Wednesday, April 18, 2007

Elixir of Empowerment

This weekend, I tried out the Elixir of Empowerment on the Gruul fight and I must say, even though I was too preoccupied with the environment of the fight to give it too much scrutiny, it did seem to possibly help. I mean, obviously it should. Taking into consideration the coming changes to how many elixirs a person can use at a time, it is not worthwhile to think about which elixir is going to help you the most. I think that the obvious thought is to flock to the one that openly states "more damage". But is that really the best choice? How does something like the Elixir of Empowerment truly pan out in comparison?

Elixir of Empowerment
Use: Decreases the magical resistances of your spell targets by 30 for 1 hour.

Blizzard has a way of muddying up the verbiage sometimes where spell benefits are concerned ~ this effect is the same as Spell Penetration you will occasionally see on gear or enchants and helps to negate the 'partial resists' your spells sometimes suffer. Whether or not you can benefit from spell penetration can be determined from what you are seeing when you cast spells at things. If you toss a fireball at a boss and anticipate for it to do 1800 damage, but only 800 damage lands, you just suffered a fairly big partial resist. To this extent, if you are using a damage increasing elixir rather than empowerment, you just tossed a big portion of the benefit your are supposed to be getting out the window.

Fire magic specifically seems to be particularly prone to this vulnerability, since a great many monsters and bosses in WoW seem to come with some measure of fire resistance. One of the hidden benefits of frost has long appeared to be the relative lack of resistance to frost most monsters have. This may change come Serpentshrine Cavern, but to date frost has always typically been pretty good in this respect. From my observations, shadow, arcane and nature magic have tended to fall somewhere in the middle.

The thing is, warlocks have less need for spell penetrating bonuses since their Curse of Shadows includes a fairly large resistance debuff ~ enough so to generally negate the need for any additional help, if they are actually using it. Curse of Elements similarly extends this benefit to mages while using fire or frost spells. (No similar debuff exists for arcane or nature, that I'm readily aware of.) Rank 4 of CoE is nearly three times more effective than the Elixir of Empowerment, just in its resistance debuff alone. Ideally one warlock should put this up on a boss fight (even though warlocks benefit less from it themselves), because it helps the raid succeed. I mean, I guess they do some fire damage too ~ shouldn't forget that.

So if warlocks can significantly decrease the need for spell penetration on a boss fight, then you shouldn't really need it, right? To some degree. You also have to keep in mind that while in a small raid instance such as Karazhan you will often have too few casters of the same type to make the make resist debuff curses seem attractive in comparison to damaging curses. (assumption corrected by David)

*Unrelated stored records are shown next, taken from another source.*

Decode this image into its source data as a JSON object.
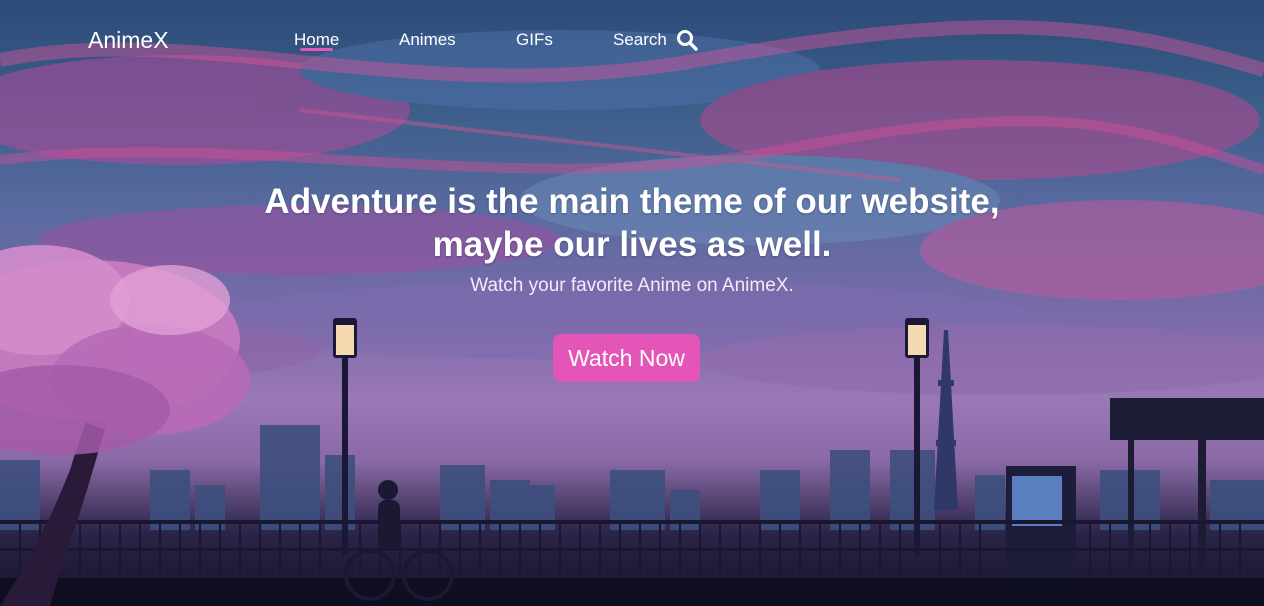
{
  "nav": {
    "logo": "AnimeX",
    "items": [
      {
        "label": "Home",
        "active": true
      },
      {
        "label": "Animes",
        "active": false
      },
      {
        "label": "GIFs",
        "active": false
      },
      {
        "label": "Search",
        "active": false
      }
    ],
    "search_icon": "search-icon"
  },
  "hero": {
    "headline_line1": "Adventure is the main theme of our website,",
    "headline_line2": "maybe our lives as well.",
    "subheadline": "Watch your favorite Anime on AnimeX.",
    "cta_label": "Watch Now"
  },
  "colors": {
    "accent": "#e356b8",
    "text": "#ffffff"
  }
}
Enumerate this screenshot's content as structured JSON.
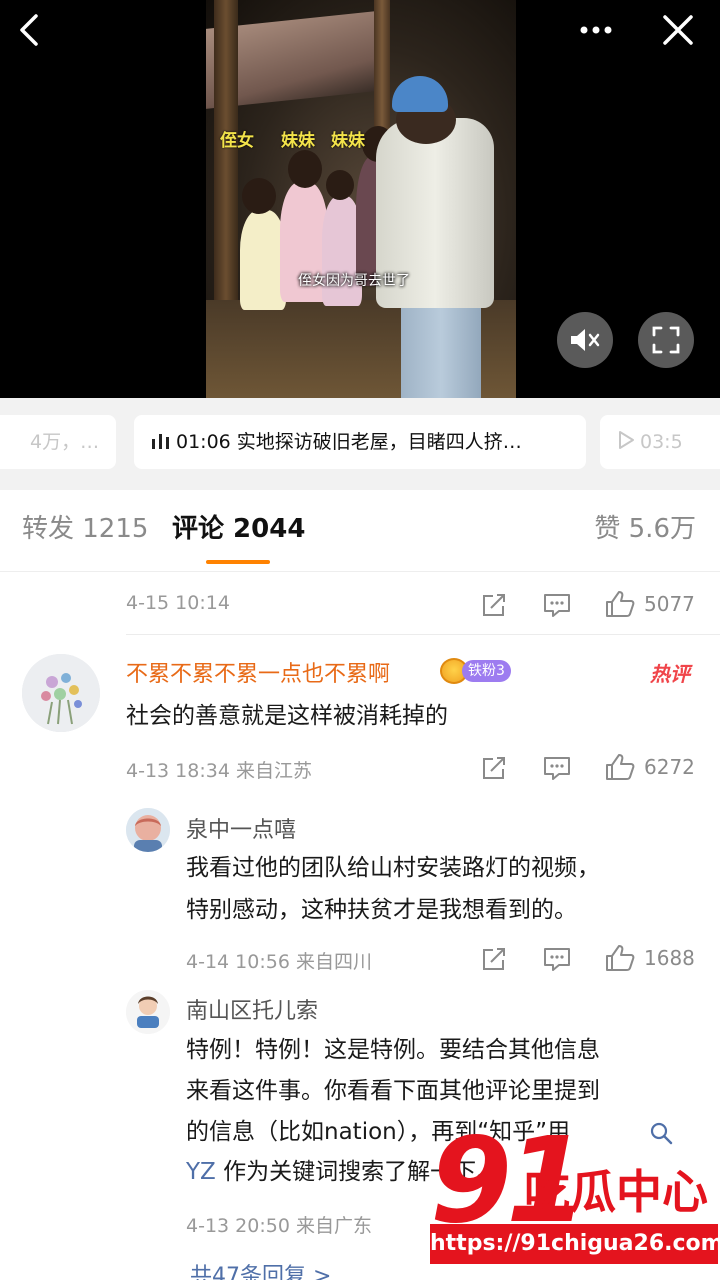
{
  "video": {
    "back_icon": "chevron-left-icon",
    "more_icon": "more-dots-icon",
    "close_icon": "close-icon",
    "overlay_labels": [
      "侄女",
      "妹妹",
      "妹妹"
    ],
    "subtitle": "侄女因为哥去世了",
    "mute_icon": "mute-icon",
    "fullscreen_icon": "fullscreen-icon"
  },
  "chapters": {
    "prev": "4万，…",
    "current": "01:06 实地探访破旧老屋，目睹四人挤…",
    "next": "03:5"
  },
  "tabs": {
    "repost": "转发 1215",
    "comments": "评论 2044",
    "likes": "赞 5.6万"
  },
  "comments": {
    "top_meta": {
      "time": "4-15 10:14",
      "likes": "5077"
    },
    "main": {
      "user": "不累不累不累一点也不累啊",
      "fan_badge": "铁粉3",
      "hot_tag": "热评",
      "text": "社会的善意就是这样被消耗掉的",
      "time": "4-13 18:34 来自江苏",
      "likes": "6272"
    },
    "replies": [
      {
        "user": "泉中一点嘻",
        "lines": [
          "我看过他的团队给山村安装路灯的视频，",
          "特别感动，这种扶贫才是我想看到的。"
        ],
        "time": "4-14 10:56 来自四川",
        "likes": "1688"
      },
      {
        "user": "南山区托儿索",
        "lines": [
          "特例！特例！这是特例。要结合其他信息",
          "来看这件事。你看看下面其他评论里提到",
          "的信息（比如nation），再到“知乎”用",
          "作为关键词搜索了解一下。"
        ],
        "search_link": "YZ",
        "time": "4-13 20:50 来自广东"
      }
    ],
    "more_replies": "共47条回复 >"
  },
  "watermark": {
    "number": "91",
    "name": "吃瓜中心",
    "url": "https://91chigua26.com"
  },
  "colors": {
    "accent": "#ff8200",
    "username_highlight": "#e86a17",
    "link": "#4f6fa8",
    "watermark": "#e4141e"
  }
}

So basically, in any situation where you are not seeing partial resists… don't worry about it. But if a boss is shrugging off more damage than you are comfortable with, it is perhaps time to consider losing the Elixir of Major Firepower and popping that Elixir of Empowerment instead.

6 comments:

Unknown said...

fwiw, in a raid like karazhan, (or any situation where you've less than 3 casters of one damage type) it's really not worth it from a damage perspective to use the curse of shadows or elements (in general). You get more total damage out of using Curse of Agony. The exception would be fights where the target(s) have an extremely high resistance to your damage type, but I can't think of any examples of that at the moment.

Ambril said...

A guildmate did a test of this and I agree ~ those resist debuffs (CoE and CoS) are really designed to benefit multiple people. When I played a warlock it seemed pointless to debuff for a small shadow boost just for myself when I could just nuke their faces off with Curse of Doom or something.

Anonymous said...

Don't forget that the Elixir of Empowerment counts as a Guardian Elixir and so you may not need to give up that Elixir of Greater Firepower after all...

I tried these out in Karazahn last night as a Warlock, but I'm still not sure how much help (if any) they were. These would be hotness in PvP, but I may back to using an int buff Elixir instead.

Ambril said...

I am sooo thankful of that too (when I posted this, I assumed it would be a battle elixir) ~ it is the only guardian elixir that actually serves to boost dps!

Totally on a situational basis though. It really only helps against certain bosses, and as a warlock, your Curse of Shadow is much more powerful anyway.

Anonymous said...

quote ambril "(No similar debuff exists for arcane or nature, that I'm readily aware of.)"
Sorry to interject in a most random fashion, I just wanted to add that the Curse of Shadows extends to shadow and arcane spell damage. Although I rarely use these debuffing curses unless there is more than one other person that will benefit.

Ambril said...

"Curse of Shadows extends to shadow and arcane spell damage."

You're 100% right, of course. :)

I often forget that CoS benefits arcane magic too, because back when I played a warlock, no one in their right mind cast arcane magic.